We're going to be considering any proactive action, and we will inform you accordingly at due time.

Operator

We will now take our next question from Anna Antonova from JPMorgan.

A
Anna Antonova
JPMorgan Chase & Co.

A quick question from our side. I remember you earlier commented about your cost and CapEx guidance for last year, just bringing it -- scaling it down to the actual realized gold price and FX assumptions versus your budgeted ones and comparing how you fared to last year versus your guidance. So my quick question is for your TCC guidance for this year, $425 to $450 per ounce. You mentioned that it -- that range is under the assumptions of RUB 65 per dollar and gold price of $1,300 per ounce. Do I understand correctly that this range could be around $400 per ounce based on the spot price, gold price and FX? So if we plug in RUB 74 per dollar and $1,800 per ounce, your TCC guidance for this year could be roughly like $390 to $410? Is that the correct calculation? And if not, what kind of your adjusted TCC guidance on spot prices and FX would be?

M
Mikhail Stiskin
SVP, Finance & Strategy and Director

Well, there is a mistake in your calculation. So at spot, i.e. gold price of $1,800 and the exchange rate of, say, RUB 74, that will bring you to approximately $410, $415 per ounce.

A
Anna Antonova
JPMorgan Chase & Co.

Okay. Understood.
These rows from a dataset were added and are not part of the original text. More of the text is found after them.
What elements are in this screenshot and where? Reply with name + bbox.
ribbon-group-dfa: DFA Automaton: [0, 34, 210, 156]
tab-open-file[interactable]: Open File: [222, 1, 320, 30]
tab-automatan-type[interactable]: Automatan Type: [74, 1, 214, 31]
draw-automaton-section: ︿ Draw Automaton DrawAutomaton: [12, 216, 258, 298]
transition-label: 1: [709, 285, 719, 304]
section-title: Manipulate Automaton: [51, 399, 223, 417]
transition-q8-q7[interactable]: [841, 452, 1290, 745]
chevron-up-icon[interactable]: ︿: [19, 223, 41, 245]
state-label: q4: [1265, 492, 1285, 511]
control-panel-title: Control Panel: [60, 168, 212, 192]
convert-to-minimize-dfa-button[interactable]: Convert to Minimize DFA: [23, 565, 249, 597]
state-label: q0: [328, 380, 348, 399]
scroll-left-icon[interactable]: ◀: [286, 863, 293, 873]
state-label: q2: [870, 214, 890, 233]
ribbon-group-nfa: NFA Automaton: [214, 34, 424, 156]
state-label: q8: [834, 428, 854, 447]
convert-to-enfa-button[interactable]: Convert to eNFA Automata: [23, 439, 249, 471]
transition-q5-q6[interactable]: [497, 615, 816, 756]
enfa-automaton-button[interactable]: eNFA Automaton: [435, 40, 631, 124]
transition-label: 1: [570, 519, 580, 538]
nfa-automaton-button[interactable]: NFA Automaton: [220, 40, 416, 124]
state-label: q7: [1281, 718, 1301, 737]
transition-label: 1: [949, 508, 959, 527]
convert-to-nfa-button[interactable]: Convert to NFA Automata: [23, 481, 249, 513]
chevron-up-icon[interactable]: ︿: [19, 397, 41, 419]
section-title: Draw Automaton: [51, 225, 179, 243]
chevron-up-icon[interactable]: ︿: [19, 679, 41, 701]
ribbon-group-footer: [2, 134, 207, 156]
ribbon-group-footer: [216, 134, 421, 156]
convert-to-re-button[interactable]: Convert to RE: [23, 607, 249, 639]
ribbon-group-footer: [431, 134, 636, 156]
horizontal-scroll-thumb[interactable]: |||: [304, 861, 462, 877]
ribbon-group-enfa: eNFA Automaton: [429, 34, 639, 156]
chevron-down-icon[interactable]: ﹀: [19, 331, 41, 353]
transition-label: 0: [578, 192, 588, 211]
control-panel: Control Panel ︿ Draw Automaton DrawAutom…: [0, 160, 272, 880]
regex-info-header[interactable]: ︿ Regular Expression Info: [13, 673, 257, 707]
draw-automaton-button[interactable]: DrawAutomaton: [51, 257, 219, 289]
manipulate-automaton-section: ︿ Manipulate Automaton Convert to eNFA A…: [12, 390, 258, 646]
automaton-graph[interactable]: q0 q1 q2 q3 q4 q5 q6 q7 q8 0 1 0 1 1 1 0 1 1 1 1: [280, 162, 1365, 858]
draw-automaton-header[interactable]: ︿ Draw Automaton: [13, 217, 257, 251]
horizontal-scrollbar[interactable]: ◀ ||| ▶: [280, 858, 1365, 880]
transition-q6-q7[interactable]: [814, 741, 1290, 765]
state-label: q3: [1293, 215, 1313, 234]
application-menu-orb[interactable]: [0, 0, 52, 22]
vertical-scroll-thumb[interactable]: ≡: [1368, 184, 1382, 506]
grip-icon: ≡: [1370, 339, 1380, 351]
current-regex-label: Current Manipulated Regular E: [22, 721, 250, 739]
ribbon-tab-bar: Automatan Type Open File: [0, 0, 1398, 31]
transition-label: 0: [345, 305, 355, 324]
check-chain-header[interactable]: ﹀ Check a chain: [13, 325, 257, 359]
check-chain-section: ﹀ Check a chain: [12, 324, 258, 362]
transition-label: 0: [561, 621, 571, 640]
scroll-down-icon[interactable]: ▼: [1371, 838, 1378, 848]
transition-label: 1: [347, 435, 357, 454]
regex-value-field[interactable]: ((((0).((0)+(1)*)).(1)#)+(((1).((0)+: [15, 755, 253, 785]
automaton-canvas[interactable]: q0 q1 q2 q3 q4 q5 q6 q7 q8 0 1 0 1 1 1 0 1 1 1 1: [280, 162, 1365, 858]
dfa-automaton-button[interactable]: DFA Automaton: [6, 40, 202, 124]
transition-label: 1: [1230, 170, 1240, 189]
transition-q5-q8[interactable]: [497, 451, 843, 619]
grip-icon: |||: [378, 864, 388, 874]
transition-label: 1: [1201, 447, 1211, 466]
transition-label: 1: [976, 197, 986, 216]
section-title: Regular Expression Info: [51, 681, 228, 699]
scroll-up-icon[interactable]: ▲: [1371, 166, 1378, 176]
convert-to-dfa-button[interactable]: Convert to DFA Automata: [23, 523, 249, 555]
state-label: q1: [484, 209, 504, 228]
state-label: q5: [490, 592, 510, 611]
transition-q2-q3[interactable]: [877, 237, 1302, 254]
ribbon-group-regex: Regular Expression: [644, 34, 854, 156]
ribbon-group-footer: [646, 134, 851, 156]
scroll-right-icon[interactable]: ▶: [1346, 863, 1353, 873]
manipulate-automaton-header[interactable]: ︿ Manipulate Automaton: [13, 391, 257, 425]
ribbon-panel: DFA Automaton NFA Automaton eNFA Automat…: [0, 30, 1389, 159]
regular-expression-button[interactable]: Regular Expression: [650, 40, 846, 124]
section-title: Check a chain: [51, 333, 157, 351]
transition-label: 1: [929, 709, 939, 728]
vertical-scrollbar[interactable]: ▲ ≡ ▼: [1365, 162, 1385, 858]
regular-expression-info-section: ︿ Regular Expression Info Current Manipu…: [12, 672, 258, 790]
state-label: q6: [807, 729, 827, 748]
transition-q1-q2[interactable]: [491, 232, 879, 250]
And -- okay, on the...

M
Mikhail Stiskin
SVP, Finance & Strategy and Director

I mean, our Investor Relations -- yes, I'm just saying that our Investor Relations team can sort of walk you through the calculations in order to arrive at that number off-line.

A
Anna Antonova
JPMorgan Chase & Co.

Right. Okay. Understood. Just a quick question. So in terms of your current forecast cost structure for this year, could you please remind us what the share of the ruble cost ex royalties? Is it the same as it was last year?

M
Mikhail Stiskin
SVP, Finance & Strategy and Director

Yes, 75% at royalty. Yes.

Operator

[Operator Instructions]. There are currently no questions in the queue at this time. I will turn the call back to your host.

V
Victor Drozdov
Director, Communication & IR

Yes. Thanks a lot. Thanks a lot, guys, for joining our call. And to those shy enough to ask their questions publicly, you can always send us an email. Thanks a lot. Cheers. Bye.

Operator

Ladies and gentlemen, that will conclude today's conference, and you may now all disconnect.